Geisterbahn

Montag, 31. Mai 2010 – Elfuhrfünfunddreißig, fünfzehnkommadrei. Himmelgrau. Man hört, es soll noch Mal schöner werden. Im Laufe des Jahres.

Was mich gerade langweilt:
1. Alle Artikel über das iPad und Steve Jobs.
2. ALLE Äußerungen von, über und gegen Christoph Schlingensief.
3. Lena Dingsbums.
4. Die bevorstehende Fußballweltmeisterschaft.

Schaue seit Tagen alle paar Minuten auf meine Armbanduhr (die erste überhaupt seit dreißig Jahren) – so schön ist sie, die neue, alte “Glashütte” – Made in GDR. – “Und? Was hat sie gekostet?” – Ich sage den Preis. – “So viel kostet bei den echten Sammlern allein das Armband”. – Eben! Teuer kann jeder!

Samstag das Zappa-Konzert mit dem Ensemble Modern im Frankfurt Lab. Avantgarde ist das schon lange nicht mehr, aber druckvoll, wuchtig, lustig, unterhaltsam, überraschend. Und immer, wenn ich dachte, jetzt wird mir das aber zu bigbandig, zu jazzig, zu filmmusikig … Was dann? Dann hatten sie mich doch wieder.

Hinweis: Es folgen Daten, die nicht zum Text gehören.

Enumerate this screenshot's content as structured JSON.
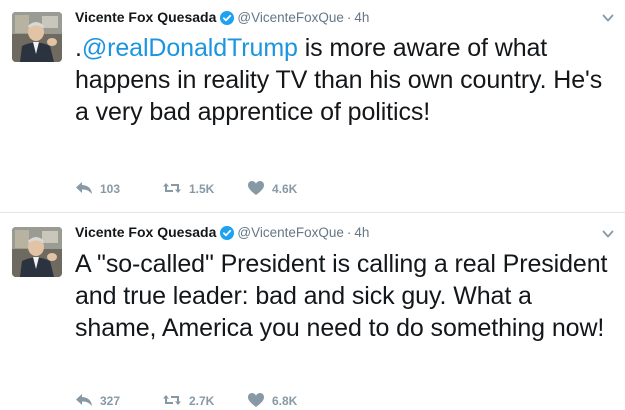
{
  "colors": {
    "link": "#1b95e0",
    "secondary_text": "#657786",
    "action_icon": "#8899a6",
    "verified_badge": "#1da1f2",
    "divider": "#e1e8ed"
  },
  "tweets": [
    {
      "author": {
        "display_name": "Vicente Fox Quesada",
        "verified": true,
        "handle": "@VicenteFoxQue",
        "avatar": "avatar-photo"
      },
      "separator": "·",
      "time": "4h",
      "text_prefix": ".",
      "mention": "@realDonaldTrump",
      "text_body": " is more aware of what happens in reality TV than his own country. He's a very bad apprentice of politics!",
      "actions": {
        "replies": "103",
        "retweets": "1.5K",
        "likes": "4.6K"
      },
      "icons": [
        "verified-badge-icon",
        "chevron-down-icon",
        "reply-icon",
        "retweet-icon",
        "heart-icon"
      ]
    },
    {
      "author": {
        "display_name": "Vicente Fox Quesada",
        "verified": true,
        "handle": "@VicenteFoxQue",
        "avatar": "avatar-photo"
      },
      "separator": "·",
      "time": "4h",
      "text_body": "A \"so-called\" President is calling a real President and true leader: bad and sick guy. What a shame, America you need to do something now!",
      "actions": {
        "replies": "327",
        "retweets": "2.7K",
        "likes": "6.8K"
      },
      "icons": [
        "verified-badge-icon",
        "chevron-down-icon",
        "reply-icon",
        "retweet-icon",
        "heart-icon"
      ]
    }
  ]
}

Gestern im Museum Giersch. Die Ausstellung mit Werken des deutschen Impressionisten Philipp Franck. Am besten die späten Sachen. Ein Bild seines Sohnes mit Hund. Ein kleines Porträt. Ein paar hübsche Wasserstücke.

“Denn nur die Wahrheit macht frei”, Johannes 8, 31

Brechts Galilei: “Nehmt das Tuch vom Rohr und richtet es auf die Sonne!”

Saukomisches Gesprächsverweigerungsgespräch mit Reich-Ranicki in der Sonntags-FAZ.

Hannah Höch ist tot.

Mittwoch, 19. Mai 2010 – Dreizehnuhrachtundfünfzig, vierzehnkommafünf. Regnet schon den ganzen Vormittag.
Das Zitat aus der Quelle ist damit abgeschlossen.